## P Value – Is this Gold Standard for Statistical Validity Really Valid? – Philosophy of Healing

Majid Ali, M.D.

When Wisdom Is Sacrificed at the Alter of False Science

P value is considered as the gold standard for establishing statistical validity of data presented in scientific papers. During 1970s through 1990s, we used P values to establish statistical significance of our data published in prestigious journals, including JAMA (The Journal of The American Medical Association), Lancet, American Heart Journal, American Journal of Clinical Pathology, and others ((me as the lead author). During these years, I often wondered why we had to bother to calculate P values when the data spoke elegantly for itself. However, the reviewers and editors had to be satisfied and P values simply did that.

**Lies, Damn Lies, and Statistics**

I do not know if Samuel Clemens (Mark T.) knew about P values when he weighed in on the subject of statistics. But if he did, the Old Man Mark was clearly on the mark. The P value has been stripped of its exalted stature, though it continues to be widely used to sell drugs of dubious value.

In 1920, the British statistician Ronald Fisher introduced the P value as an preliminary way to see if evidence was significant in the commonsense way, not as a definitive test for statistical validity (as it is now considered). Fisher’s approach was to run an experiment and see if the results were consistent with what random chance might produce—the simple notion now designated as null hypothesis. Next came playing the devil’s advocate and calculating the probability (the P value) of proving wrong the mere chance effect (null hypothesis).

T**he Gold Standard’ of Statistical Validity Not Valid Anymore**

On February 12, 2014, the journal Nature published a searing indictment of P value methods that must be read by all doctors who claim to practice evidence-based medicine. Nature, most scientists in the world agree is the most highly esteemed science journal in the wolrd. Please brace yourself as you read the following quotes from Nature’s article entitled “Statistical Errors – P values, the ‘gold standard’ of statistical validity, are not as reliable as many scientists assume.”

* In 2005, epidemiologist John Ioannidis of Stanford University in California suggested that most published findings are false2; since then, a string of high-profile replication problems has forced scientists to rethink how they evaluate results.

* “P values are not doing their job, because they can’t,” says Stephen Ziliak, an economist at Roosevelt University in Chicago, Illinois, and a frequent critic of the way statistics are used.

* “Change your statistical philosophy and all of a sudden different things become important,” says Steven Goodman, a physician and statistician at Stanford. “Then ‘laws’ handed down from God are no longer handed down from God. They’re actually handed down to us by ourselves, through the methodology we adopt.”

* “What does it [P value] all mean? One result is an abundance of confusion about what the P value means.”

* “Critics also bemoan the way that P values can encourage muddled thinking.”

* “The P value was never meant to be used the way it’s used today.”

* “Perhaps the worst fallacy is the kind of self-deception for which psychologist Uri Simonsohn of the University of Pennsylvania and his colleagues have popularized the term P-hacking; it is also known as data-dredging, snooping, fishing, significance-chasing and double-dipping. “P-hacking,” says Simonsohn, “is trying multiple things until you get the desired result” — even unconsciously.”

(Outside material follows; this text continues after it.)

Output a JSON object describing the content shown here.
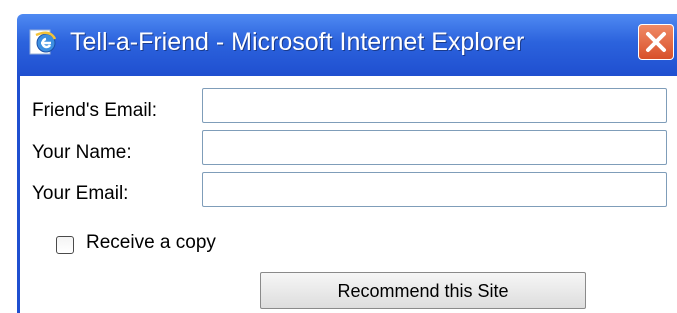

* “there are three questions a scientist might want to ask after a study: ‘What is the evidence?’ ‘What should I believe?’ and ‘What should I do?’ One method cannot answer all these questions, Goodman says: “The numbers are where the scientific discussion should start, not end.”

* “Nature special: Challenges in irreproducible research. These are sticky concepts, but some statisticians have tried to provide general rule-of-thumb conversions (see ‘Probable cause’). According to one widely used calculation5, a P value of 0.01 corresponds to a false-alarm probability of at least 11%, depending on the underlying probability that there is a true effect; a P value of 0.05 raises that chance to at least 29%. So Motyl’s finding had a greater than one in ten chance of being a false alarm. Likewise, the probability of replicating his original result was not 99%, as most would assume, but something closer to 73% — or only 50%, if he wanted another ‘very significant’ result. In other words, his inability to replicate the result was about as surprising as if he had called heads on a coin toss and it had come up tails.”

Evidence-Based Medicine and Toxicities of Foods, Environments, and Thought

Next time you hear about claims of “evidence-based medicine” by doctors who limit their work to prescribing drugs, please do not engage them in a philosophical discourse. Simply suggest that they read this article or the Nature article cited here.